Definitely a perfectionist here. I don't leave a lesson until I've completed it with three hearts remaining. A bonus round isn't "complete" until I've finished in under 2 minutes and, separately if necessary, finished with three hearts remaining.

This approach means that it takes me longer to progress onto new subjects, but it means that I get more practice on each lesson. Silly mistakes and typos can mean that I have to redo a single lesson over and over again - but that's a positive as I gives me more practice on that lesson.

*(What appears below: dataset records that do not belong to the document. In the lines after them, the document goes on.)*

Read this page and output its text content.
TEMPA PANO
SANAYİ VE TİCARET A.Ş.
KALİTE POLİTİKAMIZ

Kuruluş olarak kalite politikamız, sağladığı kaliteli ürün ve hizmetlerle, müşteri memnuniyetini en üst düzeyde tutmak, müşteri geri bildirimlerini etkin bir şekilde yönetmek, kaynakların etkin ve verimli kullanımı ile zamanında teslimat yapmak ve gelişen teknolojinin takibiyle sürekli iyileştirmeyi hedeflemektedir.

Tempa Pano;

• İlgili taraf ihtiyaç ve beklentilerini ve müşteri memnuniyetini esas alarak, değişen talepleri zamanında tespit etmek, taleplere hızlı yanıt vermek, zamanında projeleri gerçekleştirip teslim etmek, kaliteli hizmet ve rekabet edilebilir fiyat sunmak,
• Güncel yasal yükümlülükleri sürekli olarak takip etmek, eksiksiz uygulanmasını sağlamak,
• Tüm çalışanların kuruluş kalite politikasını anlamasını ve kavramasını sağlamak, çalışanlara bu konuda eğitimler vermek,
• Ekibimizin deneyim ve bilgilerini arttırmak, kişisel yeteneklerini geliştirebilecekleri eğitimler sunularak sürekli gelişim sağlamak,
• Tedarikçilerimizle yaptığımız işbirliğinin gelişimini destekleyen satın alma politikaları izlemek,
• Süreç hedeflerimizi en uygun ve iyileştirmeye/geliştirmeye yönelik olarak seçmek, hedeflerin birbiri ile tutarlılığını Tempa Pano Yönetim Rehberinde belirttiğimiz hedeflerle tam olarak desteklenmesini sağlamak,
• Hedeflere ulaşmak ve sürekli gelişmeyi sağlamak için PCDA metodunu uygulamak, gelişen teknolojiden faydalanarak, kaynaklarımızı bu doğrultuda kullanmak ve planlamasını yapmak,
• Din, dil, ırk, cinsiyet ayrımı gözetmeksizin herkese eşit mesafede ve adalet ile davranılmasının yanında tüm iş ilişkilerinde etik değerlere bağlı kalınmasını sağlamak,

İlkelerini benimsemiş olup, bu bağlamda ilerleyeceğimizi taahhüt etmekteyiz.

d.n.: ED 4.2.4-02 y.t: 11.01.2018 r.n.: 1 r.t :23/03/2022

https://www.duolingo.com/profile/Juanv

It really depends on how you want to learn obviously, you will feel more fill if you master every lesson. Also, sometimes, when you stop practicing, you tend to forget.. a lot, duo-lingo doesn't acknowledge that.


https://www.duolingo.com/profile/zippzopp

I like to go onto new sections when it lets me, I can always go back to practice more. Sometimes one subject gets a little tiring and I don't want to get burned out on learning.


https://www.duolingo.com/profile/marziotta

I think that duolingo now acknowledges that I could forget stuff. Today I have less gold subjects than yesterday. It wants me to review. :D


https://www.duolingo.com/profile/NikolasV

Does it? the first thing I do on Duo everyday is to click "practice."


https://www.duolingo.com/profile/MattHoffmann

Definitely a perfectionist here. I can't leave a box of learning until I have 3 hearts in all the lessons and mastery section. I find it actually really helps to force yourself to get 3 hearts in everything just to cement the words into memory.


https://www.duolingo.com/profile/NikolasV

Here's a way: master the lessons whatever way you like to satisfy the perfectionist appetite, but do the bonus rounds (especially the bonus rounds) just once. They're great memory refreshers when you look back at what you've done.


https://www.duolingo.com/profile/kajakas

I tend to leave at least a night's sleep before finishing with mastering. That way more will get committed to my longterm memory or force me to train until it does. Doing a whole unit in one day is not as good. Can't wait to become part of the new system where the system will account for memory degradation.

Learning new units first makes things harder, since you get sentences mixed with all the known words and forms, not just what you knew when first encountering the unit. So it's a good way to lessen the repetitiveness of the first lessons.